Our data platform with Docker

Industry   |   
Published February 10, 2016   |   

This article has been co-authored by Rafi Syed and Sree Pratheep.

As a continuation of our earlier article on Docker, here is a brief about how we started our journey in Docker.

Our goal was to have a completely self-sufficient development cum integration environment – to make the development experience smoother and to reduce the ramp up time for any newcomer to the team. Also, to break the dependency on the AWS infrastructure at development time and reduce cost substantially.

To achieve this, we had to run multiple nodes with different configuration together, like the data ingestion node, development, production, etc.

We could have gone for a multiple VM based solution, with VM of different flavor/configuration. But the problems with that approach are:

  • We need to install/configure different VMs manually by installing appropriate services
  • Setting up inter-communication across VMs would be hard to do, especially based on the dependencies involved across nodes
  • The performance would be really poor when we run multiple VMs in a single machine. Based on these we went for a docker based approach

Approach

We started by creating different Docker images, each with the set of services pre-installed for the nodes mentioned above. Then we had to tackle the problem of running them together and establishing the required dependencies among them. For example, the processed data need to move from one of the nodes to the other one. This should be achieved with the logical references between the nodes, i.e. without referring to any node by its IP address, etc.

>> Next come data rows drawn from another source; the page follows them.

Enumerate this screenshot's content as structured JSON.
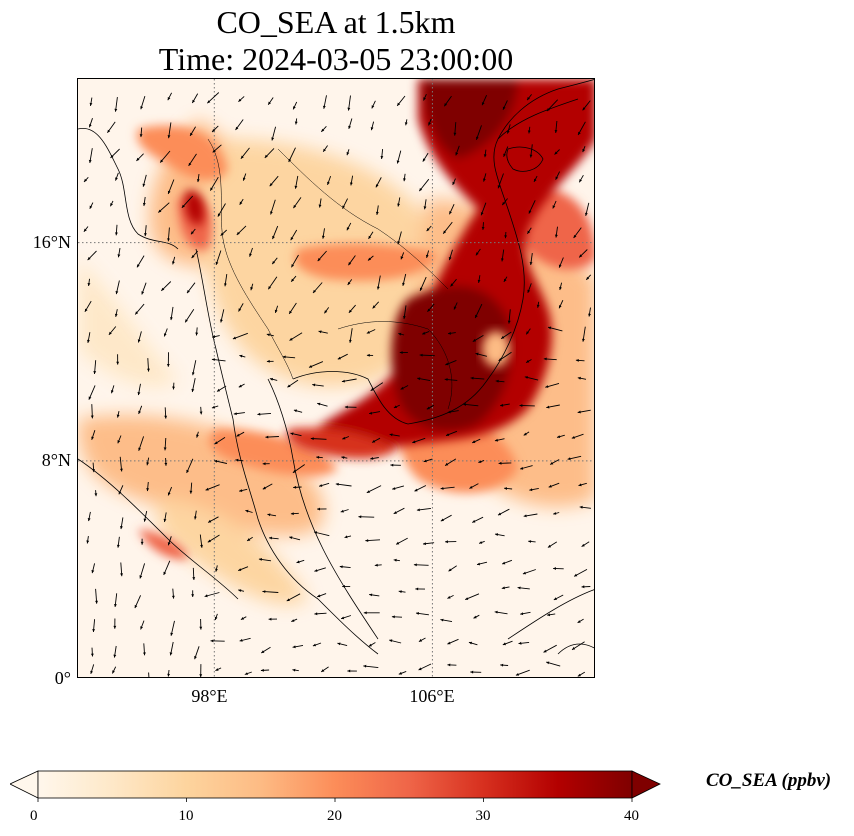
{
  "title": {
    "line1": "CO_SEA at 1.5km",
    "line2": "Time: 2024-03-05 23:00:00"
  },
  "map": {
    "projection": "PlateCarree",
    "extent": {
      "lon_min": 93,
      "lon_max": 112,
      "lat_min": 0,
      "lat_max": 22
    },
    "gridlines": {
      "style": "dotted",
      "lons": [
        98,
        106
      ],
      "lats": [
        8,
        16
      ]
    },
    "lat_ticks": [
      {
        "value": 0,
        "label": "0°"
      },
      {
        "value": 8,
        "label": "8°N"
      },
      {
        "value": 16,
        "label": "16°N"
      }
    ],
    "lon_ticks": [
      {
        "value": 98,
        "label": "98°E"
      },
      {
        "value": 106,
        "label": "106°E"
      }
    ],
    "wind_vectors": true,
    "coastlines": true,
    "borders": true
  },
  "colorbar": {
    "label": "CO_SEA (ppbv)",
    "min": 0,
    "max": 40,
    "ticks": [
      "0",
      "10",
      "20",
      "30",
      "40"
    ],
    "extend": "both",
    "colormap": "OrRd",
    "colors": [
      "#fff7ec",
      "#fee8c8",
      "#fdd49e",
      "#fdbb84",
      "#fc8d59",
      "#ef6548",
      "#d7301f",
      "#b30000",
      "#7f0000"
    ]
  }
}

To achieve this (i.e. to run multiple instances together with coordination, we had two options:

  • To go for a pure Docker only based solution with Docker compose.
  • To go for Docker and Vagrant based solution.

We decided to go for Vagrant plus Docker over Docker only approach.

Vagrant and Docker

Vagrant helps us create and configure lightweight, reproducible, and portable development environments. This was exactly what we were looking for i.e. a reproducible development environment.

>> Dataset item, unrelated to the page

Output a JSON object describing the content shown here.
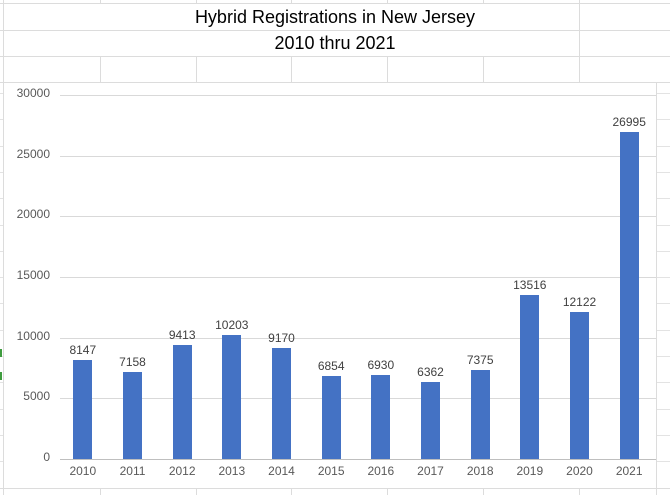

The reasons why we couldn’t go for Docker compose were because:

  • It lacked some functionalities in terms of provisioning instances when compared to vagrant.
  • Vagrant had provisions to express dependencies among the instances.
  • Like the order in which they need to be brought up and other form of dependencies as well.
  • We can also mention whether the instances need to be brought up sequentially or in parallel.
  • Vagrant also has a provision to halt/resume the entire environment with single command “vagrant up/halt” (similarly “vagrant suspend/resume”).

We started writing vagrant files to stitch together all our images in the way we required.

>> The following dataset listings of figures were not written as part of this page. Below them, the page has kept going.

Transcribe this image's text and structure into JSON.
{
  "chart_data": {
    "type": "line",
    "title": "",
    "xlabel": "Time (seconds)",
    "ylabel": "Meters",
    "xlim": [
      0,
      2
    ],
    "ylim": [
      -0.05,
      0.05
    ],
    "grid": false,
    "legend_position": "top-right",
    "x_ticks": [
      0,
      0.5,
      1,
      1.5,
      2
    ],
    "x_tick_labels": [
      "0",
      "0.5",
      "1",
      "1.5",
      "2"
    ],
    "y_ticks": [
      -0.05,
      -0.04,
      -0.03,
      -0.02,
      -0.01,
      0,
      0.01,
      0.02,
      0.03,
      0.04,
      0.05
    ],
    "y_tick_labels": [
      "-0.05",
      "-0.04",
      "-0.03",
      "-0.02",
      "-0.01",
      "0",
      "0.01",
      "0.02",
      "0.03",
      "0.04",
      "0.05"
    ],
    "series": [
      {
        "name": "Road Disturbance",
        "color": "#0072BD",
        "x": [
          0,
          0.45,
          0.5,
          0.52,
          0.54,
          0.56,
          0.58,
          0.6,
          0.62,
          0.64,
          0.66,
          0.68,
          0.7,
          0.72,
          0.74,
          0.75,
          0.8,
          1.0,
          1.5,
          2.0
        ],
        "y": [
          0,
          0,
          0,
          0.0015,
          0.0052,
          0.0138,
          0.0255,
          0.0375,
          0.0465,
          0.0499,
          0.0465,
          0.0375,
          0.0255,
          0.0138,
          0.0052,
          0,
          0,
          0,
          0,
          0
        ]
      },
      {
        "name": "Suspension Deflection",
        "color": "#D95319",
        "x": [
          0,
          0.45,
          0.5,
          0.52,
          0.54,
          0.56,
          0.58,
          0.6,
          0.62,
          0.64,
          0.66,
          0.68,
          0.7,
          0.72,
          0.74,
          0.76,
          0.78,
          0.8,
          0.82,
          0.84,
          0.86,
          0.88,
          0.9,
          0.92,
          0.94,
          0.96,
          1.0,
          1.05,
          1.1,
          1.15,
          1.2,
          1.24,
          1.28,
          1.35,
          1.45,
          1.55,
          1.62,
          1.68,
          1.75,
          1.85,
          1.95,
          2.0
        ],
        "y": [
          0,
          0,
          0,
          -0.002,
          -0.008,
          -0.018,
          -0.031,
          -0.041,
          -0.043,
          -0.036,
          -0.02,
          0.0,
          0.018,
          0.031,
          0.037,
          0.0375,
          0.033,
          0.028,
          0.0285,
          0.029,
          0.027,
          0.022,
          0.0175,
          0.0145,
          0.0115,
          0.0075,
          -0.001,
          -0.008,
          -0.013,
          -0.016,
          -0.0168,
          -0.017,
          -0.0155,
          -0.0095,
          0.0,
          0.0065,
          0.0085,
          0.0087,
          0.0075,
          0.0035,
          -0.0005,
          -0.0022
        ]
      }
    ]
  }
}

  1. We had to make our images start in the appropriate sequence.
  2. We added the provisioning scripts for all the instances. With commands to startup appropriate services for each node/instance
  3. We customized the create cluster and startup scripts of Sequence-iq image, according to our requirements.
  4. We had added the port mapping and the linking configuration for the relevant instances using Vagrant options in the Vagrant file.

Our achievement

With one Vagrant up command on, developers get a consistent development environment that they can work on (in any OS like Linux, Mac, or Windows). No extra steps other than installing Vagrant is required.

We tweaked sequenceiq base image for bringing up the Hadoop cluster with needed service pre-installed and created a custom image for Crayon. We defined our own blueprints and used Vagrant to trigger them instead of using Ambari shell.

We could completely avoid using AWS infrastructure at development time, except on rare occasions. We used it only for production and deployment purpose.

We had set up our own private docker registry for storing our custom images, also by using the docker registry docker image.

Best Practices

Some of the best practices that can be followed while using/adopting docker are:

  • It is better to have a hierarchy of images while creating our own docker images with required services pre-installed.
  • We can define a base image that has components that rarely change during the life cycle of the product.
  • On top of it we can build another image using that as the base image with components that you foresee to change often. That is by referring it on the FROM section of your Dockerfile.
  • Use the respective image to link with product build system and creation of the Docker image with your latest artifacts. Referring Apache spark source code can be a nice start to integrate docker build with your product’s build system.